The Financial Conduct Authority (FCA) has published its further consultation paper on the future of payment protection insurance (PPI) complaints. CP 16/20 adds further detail to the regulator's plans to bring the ongoing issues raised by the historic sales of PPI to an orderly close, with a final date for making new complaints now estimated for June 2019.
We have been engaged in conversations with clients and industry experts and based on these discussions, we have set out below some of the initial considerations for businesses looking to plan for what is expected to be the final three years of PPI complaints operations.

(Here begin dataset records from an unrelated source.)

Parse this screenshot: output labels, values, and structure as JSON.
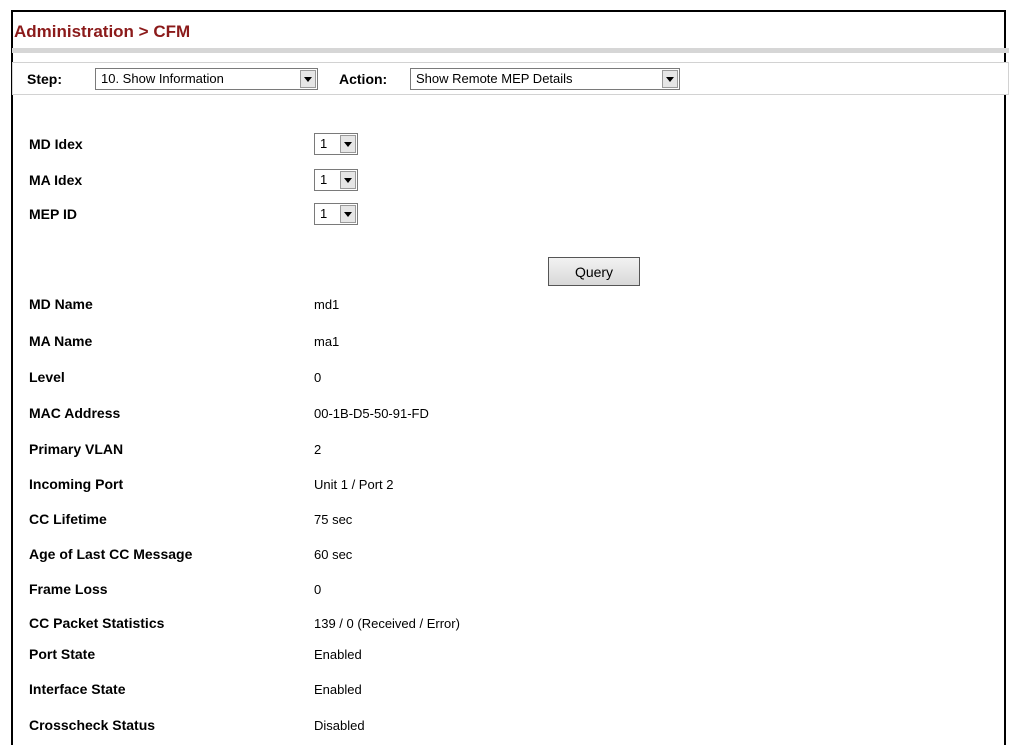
{
  "page": {
    "title": "Administration > CFM"
  },
  "stepbar": {
    "step_label": "Step:",
    "step_value": "10. Show Information",
    "action_label": "Action:",
    "action_value": "Show Remote MEP Details"
  },
  "selectors": [
    {
      "label": "MD Idex",
      "value": "1"
    },
    {
      "label": "MA Idex",
      "value": "1"
    },
    {
      "label": "MEP ID",
      "value": "1"
    }
  ],
  "query_button": "Query",
  "details": [
    {
      "label": "MD Name",
      "value": "md1"
    },
    {
      "label": "MA Name",
      "value": "ma1"
    },
    {
      "label": "Level",
      "value": "0"
    },
    {
      "label": "MAC Address",
      "value": "00-1B-D5-50-91-FD"
    },
    {
      "label": "Primary VLAN",
      "value": "2"
    },
    {
      "label": "Incoming Port",
      "value": "Unit 1 / Port 2"
    },
    {
      "label": "CC Lifetime",
      "value": "75 sec"
    },
    {
      "label": "Age of Last CC Message",
      "value": "60 sec"
    },
    {
      "label": "Frame Loss",
      "value": "0"
    },
    {
      "label": "CC Packet Statistics",
      "value": "139 / 0 (Received / Error)"
    },
    {
      "label": "Port State",
      "value": "Enabled"
    },
    {
      "label": "Interface State",
      "value": "Enabled"
    },
    {
      "label": "Crosscheck Status",
      "value": "Disabled"
    }
  ]
}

While the FCA plans to keep to a two-year deadline for the bringing of new complaints, the two-year period is now planned to start in June 2017 rather than in 2016. The rules and guidance, however, are scheduled to be finalised by the end of this year. The FCA also intends to launch a campaign designed to raise customer awareness commencing June 2017.
Aligning business operations to prepare for this timescale and ensuring customers are aware of the 2019 deadline will require an ongoing review of current caseloads and close management of new complaints. It is likely that businesses will face a fresh influx of complaints ahead of the deadline. Businesses are likely to see increased complaints activity over the next three years as a result, and careful planning for the impact of this will be needed. The aim will be to handle all complaints in a timely manner within the 8-week rule period to avoid long backlogs by the time the deadline passes. We expect continued focus on 8-week positions throughout the period as any complaints outstanding after August 2019 are likely to attract negative comment from customers and the regulator.

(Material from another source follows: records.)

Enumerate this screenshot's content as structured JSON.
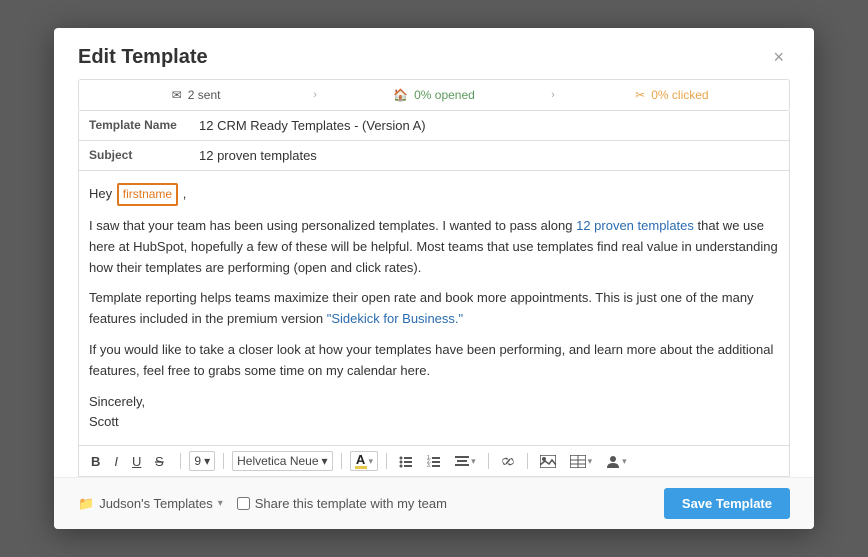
{
  "modal": {
    "title": "Edit Template",
    "close_label": "×"
  },
  "stats": [
    {
      "icon": "✉",
      "value": "2 sent",
      "color": "default"
    },
    {
      "icon": "🏠",
      "value": "0% opened",
      "color": "green"
    },
    {
      "icon": "✂",
      "value": "0% clicked",
      "color": "orange"
    }
  ],
  "fields": {
    "template_name_label": "Template Name",
    "template_name_value": "12 CRM Ready Templates - (Version A)",
    "subject_label": "Subject",
    "subject_value": "12 proven templates"
  },
  "email": {
    "greeting_hey": "Hey",
    "firstname_tag": "firstname",
    "greeting_comma": ",",
    "para1": "I saw that your team has been using personalized templates. I wanted to pass along",
    "para1_link_text": "12 proven templates",
    "para1_rest": "that we use here at HubSpot, hopefully a few of these will be helpful. Most teams that use templates find real value in understanding how their templates are performing (open and click rates).",
    "para2_a": "Template reporting helps teams maximize their open rate and book more appointments. This is just one of the many features included in the premium version ",
    "para2_link": "\"Sidekick for Business.\"",
    "para3": "If you would like to take a closer look at how your templates have been performing, and learn more about the additional features, feel free to grabs some time on my calendar here.",
    "sign_sincerely": "Sincerely,",
    "sign_name": "Scott"
  },
  "toolbar": {
    "bold": "B",
    "italic": "I",
    "underline": "U",
    "strikethrough": "S̶",
    "font_size": "9",
    "font_size_arrow": "▾",
    "font_family": "Helvetica Neue",
    "font_family_arrow": "▾",
    "color_a": "A",
    "color_arrow": "▾",
    "unordered_list": "☰",
    "ordered_list": "☰",
    "align": "☰",
    "align_arrow": "▾",
    "link": "🔗",
    "image": "🖼",
    "table": "⊞",
    "table_arrow": "▾",
    "person": "👤",
    "person_arrow": "▾"
  },
  "footer": {
    "folder_icon": "📁",
    "folder_name": "Judson's Templates",
    "folder_arrow": "▾",
    "share_label": "Share this template with my team",
    "save_label": "Save Template"
  }
}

Robust preparation will factor in an additional review period following the conclusion of the time bar in June 2019. We anticipate businesses receiving a number of complaints based on "exceptional circumstances" beyond this time and complainants progressing their claim to the Financial Ombudsman Service should be considered.
"Unfair" commission – the impact of Plevin
In its previous consultation paper, the FCA proposed a new "two step" process for the resolution of complaints which raise complaints based on an "unfair relationship" caused by the non-disclosure of agent commission for the sale of PPI, in addition to a mis-sale based complaint. This is based on the Supreme Court judgement in Plevin v Paragon Personal Finance. The FCA is now consulting on further guidance for how businesses should treat complainants asking for the refund of "excess" commission payments. The FCA has indicated that a level of 50% is likely to be used as the "tipping point" for unfairness.
With previously unsuccessful complainants permitted to raise a new complaint based on Plevin, renewed complaint activity is likely to take place as a result of the ruling. We understand that businesses are already placing these complaints on hold pending final publication of the new rules, and actively managing complaints as they arrive to ensure they have a full overview of their PPI complaint portfolio.
The FCA has also included additional information on its proposed guidance for calculation of redress, assisting businesses currently developing their calculator solutions. Alongside the new rules and guidance due later this year, the FCA has signalled an intention to publish more worked examples of PPI redress for Plevin complaints in different scenarios to assist businesses and complainants.
Businesses are considering how to operationalise this guidance as well as preparing access to their historic commission records for the purpose of handling Plevin complaints.
Claims management companies and regulatory change
The consultation paper makes clear that the FCA expects claims management companies (CMCs) to ensure customers are aware of their rights to make fresh complaints, and to seek updated authorisations from their customers to pursue any new issues. While the FCA cannot require compliance with its expectations before it takes over from the Ministry of Justice as the regulator of CMCs, this is an early sign of some of the FCA's intentions. We expect further updates on the FCA's role in the regulation of CMCs in 2017.
It is likely that a combination of regulatory changes and an impending PPI deadline will see increased activity in the CMC marketplace. A number of businesses are adopting a proactive approach when interacting with CMCs which can help identify and tackle issues at an early stage.
Summary and next steps
With the consultation ending in October and the next update expected in early 2017, the FCA has signalled an intention to bring the story of PPI complaints to a conclusion. However, mindful of recent changes heralded by the likes of Plevin, businesses across the spectrum from large high street banks to brokers and referrers of past PPI sales will be looking to map out their complaints handling strategy which allows for flexibility, fairness and resilience over the next three years.
Businesses with a strong Customer Relationship Management (CRM) function will find themselves well-placed to manage the transition, with robust data and complaints management tools ensuring they are prepared to help customers through the changes.